While studying the Bubblemaps project, we encountered an interesting phenomenon: there are significant discrepancies in the key metrics reported by various platforms, which inevitably brings to mind the scenario where different teachers give different scores for the same exam paper.
For example, in terms of circulating supply, some platforms show about 411 million, while other platforms fluctuate between 409 million and 410 million, with a difference of nearly 2 million. The difference in fully diluted valuation (FDV) is even more pronounced, ranging from 68 million to nearly 70 million dollars, with a gap of 2 million dollars.
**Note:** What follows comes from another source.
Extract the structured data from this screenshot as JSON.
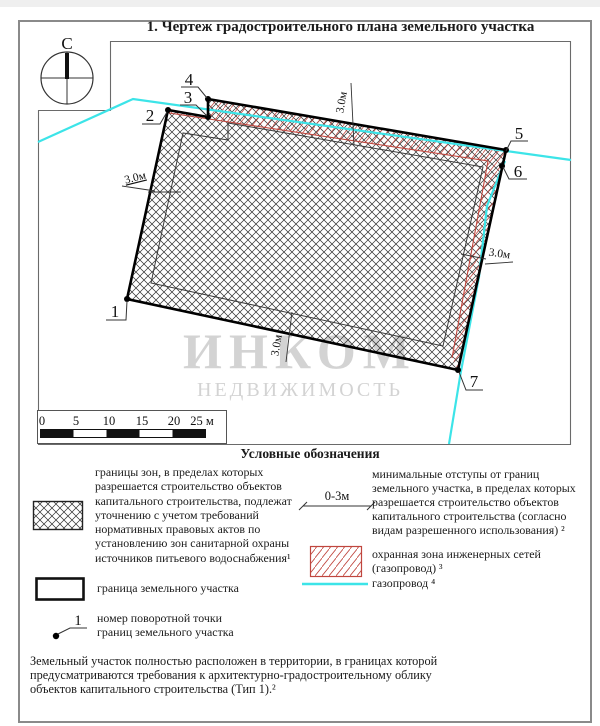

After a thorough investigation, it was found that these discrepancies are not due to calculation errors, but rather stem from different statistical methods. Some platforms include tokens in the contract address in their calculations, while others do not. Additionally, differences in data update frequency are also one of the reasons for inconsistencies, as some platforms update in real-time, while others update only every few hours.
This finding reminds us that when analyzing projects like Bubblemaps, we should not be limited to a single data source. Relying solely on data from a platform may lead to a misunderstanding of market conditions. In addition to comparing data from different sources, it is also important to pay attention to capital flows.
Despite Bubblemaps' 24-hour trading volume remaining stable at around $20 million, its 7-day trading volume has not shown significant growth, indicating frequent inflows and outflows of short-term speculative funds that have yet to convert into stable long-term investments.
It is worth noting that even though Bubblemaps has been listed on Bitget, the market response does not seem to be as enthusiastic as expected. This phenomenon suggests that investors need to consider a more comprehensive range of factors when making decisions, rather than just focusing on a single event or data point.
Overall, the case of Bubblemaps provides us with an important insight: data analysis in the cryptocurrency market requires a multi-faceted and multi-dimensional approach. Only by comprehensively comparing various data sources and deeply analyzing market trends can we make more informed judgments in this complex and ever-changing field.